In [1]:
# Building a Custom Text Processing Pipeline

### 1. Custom Tokenizer
import re

class SimpleTokenizer:
    def __init__(self):
        self.contractions = {"n't": "not", "'s": "is", "'re": "are"}  # etc.
        
    def tokenize(self, text):
        # Handle contractions
        for cont, expanded in self.contractions.items():
            text = text.replace(cont, f" {expanded}")
        
        # Basic word tokenization with regex
        tokens = re.findall(r"\w+(?:'\w+)?|\S", text)
        return tokens

# Test the tokenizer
tokenizer = SimpleTokenizer()
sample_text = "I can't believe it's working! Let's test-drive it."
print(tokenizer.tokenize(sample_text))

### 2. Custom Stemmer
class SimpleStemmer:
    def stem(self, word):
        suffixes = ['ing', 'ly', 'ed', 'ious', 'ies', 's']
        for suffix in suffixes:
            if word.endswith(suffix):
                return word[:-len(suffix)]
        return word

# Test the stemmer
stemmer = SimpleStemmer()
words = ["running", "happily", "jumped", "curious", "parties"]
print([stemmer.stem(w) for w in words])

### 3. Custom Lemmatizer
class SimpleLemmatizer:
    def __init__(self):
        self.lemma_dict = {
            'running': 'run',
            'better': 'good',
            'went': 'go'
            # Would normally load from a larger dictionary
        }
        
    def lemmatize(self, word, pos='n'):
        return self.lemma_dict.get(word.lower(), word)

# Test the lemmatizer
lemmatizer = SimpleLemmatizer()
print(lemmatizer.lemmatize("running"))
print(lemmatizer.lemmatize("better", pos='a'))

### 4. Complete Pipeline
class TextPreprocessor:
    def __init__(self):
        self.tokenizer = SimpleTokenizer()
        self.stemmer = SimpleStemmer()
        self.lemmatizer = SimpleLemmatizer()
        
    def preprocess(self, text, stem=False, lemma=True):
        tokens = self.tokenizer.tokenize(text)
        if stem:
            tokens = [self.stemmer.stem(t) for t in tokens]
        if lemma:
            tokens = [self.lemmatizer.lemmatize(t) for t in tokens]
        return tokens

# Compare with spaCy
preprocessor = TextPreprocessor()
print("Custom:", preprocessor.preprocess(sample_text))

import spacy
nlp = spacy.load("en_core_web_sm")
doc = nlp(sample_text)
print("spaCy:", [token.lemma_ for token in doc])

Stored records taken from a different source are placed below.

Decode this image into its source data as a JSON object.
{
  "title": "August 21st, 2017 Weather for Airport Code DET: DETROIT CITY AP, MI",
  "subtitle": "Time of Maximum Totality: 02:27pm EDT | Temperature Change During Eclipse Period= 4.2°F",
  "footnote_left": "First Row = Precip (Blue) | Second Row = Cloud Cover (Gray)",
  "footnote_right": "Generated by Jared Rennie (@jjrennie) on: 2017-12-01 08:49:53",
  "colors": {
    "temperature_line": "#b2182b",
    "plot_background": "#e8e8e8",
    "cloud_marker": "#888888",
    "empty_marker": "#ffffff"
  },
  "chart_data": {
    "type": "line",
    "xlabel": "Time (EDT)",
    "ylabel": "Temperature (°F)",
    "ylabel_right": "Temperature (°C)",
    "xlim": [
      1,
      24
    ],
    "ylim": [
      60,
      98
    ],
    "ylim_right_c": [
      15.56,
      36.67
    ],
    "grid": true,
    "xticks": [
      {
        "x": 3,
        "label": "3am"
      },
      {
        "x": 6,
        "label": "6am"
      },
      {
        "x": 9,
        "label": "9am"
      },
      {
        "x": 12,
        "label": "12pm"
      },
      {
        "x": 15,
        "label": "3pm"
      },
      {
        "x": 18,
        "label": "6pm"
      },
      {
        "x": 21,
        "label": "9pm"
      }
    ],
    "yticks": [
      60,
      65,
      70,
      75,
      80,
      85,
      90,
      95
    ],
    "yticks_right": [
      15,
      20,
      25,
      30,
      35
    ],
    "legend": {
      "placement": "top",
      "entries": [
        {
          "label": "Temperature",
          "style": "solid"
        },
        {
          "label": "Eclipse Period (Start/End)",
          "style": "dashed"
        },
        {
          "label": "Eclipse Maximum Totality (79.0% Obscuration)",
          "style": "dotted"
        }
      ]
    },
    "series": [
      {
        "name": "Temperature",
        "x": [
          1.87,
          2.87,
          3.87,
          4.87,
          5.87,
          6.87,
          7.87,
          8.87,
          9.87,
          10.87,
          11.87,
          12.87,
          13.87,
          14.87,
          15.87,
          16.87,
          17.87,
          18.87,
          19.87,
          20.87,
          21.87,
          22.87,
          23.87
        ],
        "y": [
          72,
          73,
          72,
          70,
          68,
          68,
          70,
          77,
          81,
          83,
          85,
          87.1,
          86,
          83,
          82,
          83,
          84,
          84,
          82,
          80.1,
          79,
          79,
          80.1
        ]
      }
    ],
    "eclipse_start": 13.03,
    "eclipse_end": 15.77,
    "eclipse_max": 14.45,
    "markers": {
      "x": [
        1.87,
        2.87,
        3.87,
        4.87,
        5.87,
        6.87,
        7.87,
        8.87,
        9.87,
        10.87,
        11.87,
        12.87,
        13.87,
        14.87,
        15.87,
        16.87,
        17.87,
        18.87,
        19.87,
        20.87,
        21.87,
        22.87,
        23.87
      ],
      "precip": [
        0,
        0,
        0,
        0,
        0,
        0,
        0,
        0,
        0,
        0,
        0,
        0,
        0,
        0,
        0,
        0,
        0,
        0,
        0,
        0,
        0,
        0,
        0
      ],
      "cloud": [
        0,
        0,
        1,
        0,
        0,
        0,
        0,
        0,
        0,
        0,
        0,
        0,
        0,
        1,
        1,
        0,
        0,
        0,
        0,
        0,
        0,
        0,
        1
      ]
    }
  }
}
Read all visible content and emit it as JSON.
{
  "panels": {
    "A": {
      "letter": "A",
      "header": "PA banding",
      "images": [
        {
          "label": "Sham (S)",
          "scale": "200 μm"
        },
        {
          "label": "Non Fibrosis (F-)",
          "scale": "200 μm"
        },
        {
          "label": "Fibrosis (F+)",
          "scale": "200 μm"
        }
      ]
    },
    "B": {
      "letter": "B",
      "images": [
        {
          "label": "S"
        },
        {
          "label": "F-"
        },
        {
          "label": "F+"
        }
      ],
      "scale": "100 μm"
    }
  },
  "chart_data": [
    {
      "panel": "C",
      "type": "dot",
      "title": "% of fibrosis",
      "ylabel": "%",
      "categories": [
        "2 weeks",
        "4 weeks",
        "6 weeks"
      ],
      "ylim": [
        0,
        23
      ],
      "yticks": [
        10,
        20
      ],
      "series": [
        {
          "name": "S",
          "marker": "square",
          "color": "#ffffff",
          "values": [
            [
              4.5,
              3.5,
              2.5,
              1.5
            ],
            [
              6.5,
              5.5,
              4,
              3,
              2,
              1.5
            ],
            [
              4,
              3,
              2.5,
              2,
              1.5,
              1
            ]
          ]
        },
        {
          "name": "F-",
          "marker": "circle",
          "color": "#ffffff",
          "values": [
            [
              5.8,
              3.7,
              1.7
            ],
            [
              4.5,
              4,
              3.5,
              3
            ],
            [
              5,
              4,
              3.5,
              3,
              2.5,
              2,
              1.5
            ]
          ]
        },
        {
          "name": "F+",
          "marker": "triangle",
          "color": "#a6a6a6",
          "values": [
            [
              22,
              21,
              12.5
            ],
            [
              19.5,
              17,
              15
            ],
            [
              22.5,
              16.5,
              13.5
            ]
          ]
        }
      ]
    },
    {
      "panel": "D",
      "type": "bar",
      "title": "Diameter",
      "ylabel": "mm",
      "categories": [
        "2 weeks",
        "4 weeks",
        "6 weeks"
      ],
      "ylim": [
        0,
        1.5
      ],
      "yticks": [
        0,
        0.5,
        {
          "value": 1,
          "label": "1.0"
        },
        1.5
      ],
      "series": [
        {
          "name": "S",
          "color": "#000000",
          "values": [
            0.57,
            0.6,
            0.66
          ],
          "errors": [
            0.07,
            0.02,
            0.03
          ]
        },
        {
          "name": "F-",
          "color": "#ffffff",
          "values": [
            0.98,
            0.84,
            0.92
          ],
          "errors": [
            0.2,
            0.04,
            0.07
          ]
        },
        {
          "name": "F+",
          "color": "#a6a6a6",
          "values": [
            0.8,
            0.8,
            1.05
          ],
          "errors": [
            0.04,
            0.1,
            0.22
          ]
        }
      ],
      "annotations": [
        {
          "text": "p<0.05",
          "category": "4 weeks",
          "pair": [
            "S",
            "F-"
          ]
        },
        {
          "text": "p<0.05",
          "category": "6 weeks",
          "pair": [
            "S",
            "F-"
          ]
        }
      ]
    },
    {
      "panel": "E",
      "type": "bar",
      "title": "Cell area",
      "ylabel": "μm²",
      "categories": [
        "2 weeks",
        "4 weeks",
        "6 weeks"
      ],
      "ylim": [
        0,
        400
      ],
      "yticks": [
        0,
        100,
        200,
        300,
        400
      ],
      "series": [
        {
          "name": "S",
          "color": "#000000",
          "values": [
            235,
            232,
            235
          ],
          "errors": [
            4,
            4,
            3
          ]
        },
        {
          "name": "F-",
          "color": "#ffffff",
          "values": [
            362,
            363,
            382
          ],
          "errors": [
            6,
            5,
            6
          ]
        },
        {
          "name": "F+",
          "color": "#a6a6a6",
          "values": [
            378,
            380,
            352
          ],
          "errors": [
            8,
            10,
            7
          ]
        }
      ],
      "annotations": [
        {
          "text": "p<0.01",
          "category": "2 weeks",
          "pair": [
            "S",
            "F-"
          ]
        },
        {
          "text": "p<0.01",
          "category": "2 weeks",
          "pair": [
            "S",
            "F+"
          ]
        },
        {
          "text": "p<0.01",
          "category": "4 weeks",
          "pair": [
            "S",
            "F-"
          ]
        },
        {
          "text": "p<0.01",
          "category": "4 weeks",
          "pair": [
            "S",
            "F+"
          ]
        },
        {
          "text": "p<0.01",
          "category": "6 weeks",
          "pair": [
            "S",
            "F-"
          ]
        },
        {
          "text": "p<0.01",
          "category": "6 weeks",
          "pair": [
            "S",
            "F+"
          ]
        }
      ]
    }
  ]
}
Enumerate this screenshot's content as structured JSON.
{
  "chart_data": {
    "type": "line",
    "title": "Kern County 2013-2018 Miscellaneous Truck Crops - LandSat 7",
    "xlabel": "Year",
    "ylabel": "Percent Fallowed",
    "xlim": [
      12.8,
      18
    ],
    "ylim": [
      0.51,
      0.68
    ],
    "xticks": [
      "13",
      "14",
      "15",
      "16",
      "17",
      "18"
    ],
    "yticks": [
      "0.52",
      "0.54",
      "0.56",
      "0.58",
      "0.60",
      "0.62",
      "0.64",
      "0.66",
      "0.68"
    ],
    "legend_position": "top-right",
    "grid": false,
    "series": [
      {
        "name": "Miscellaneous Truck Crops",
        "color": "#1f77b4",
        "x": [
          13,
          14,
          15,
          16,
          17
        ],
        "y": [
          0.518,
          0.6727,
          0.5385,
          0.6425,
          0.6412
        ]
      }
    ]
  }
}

['I', 'ca', 'not', 'believe', 'it', 'is', 'working', '!', 'Let', 'is', 'test', '-', 'drive', 'it', '.']
['runn', 'happi', 'jump', 'cur', 'part']
run
good
Custom: ['I', 'ca', 'not', 'believe', 'it', 'is', 'working', '!', 'Let', 'is', 'test', '-', 'drive', 'it', '.']
spaCy: ['I', 'can', 'not', 'believe', 'it', 'be', 'work', '!', 'let', 'us', 'test', '-', 'drive', 'it', '.']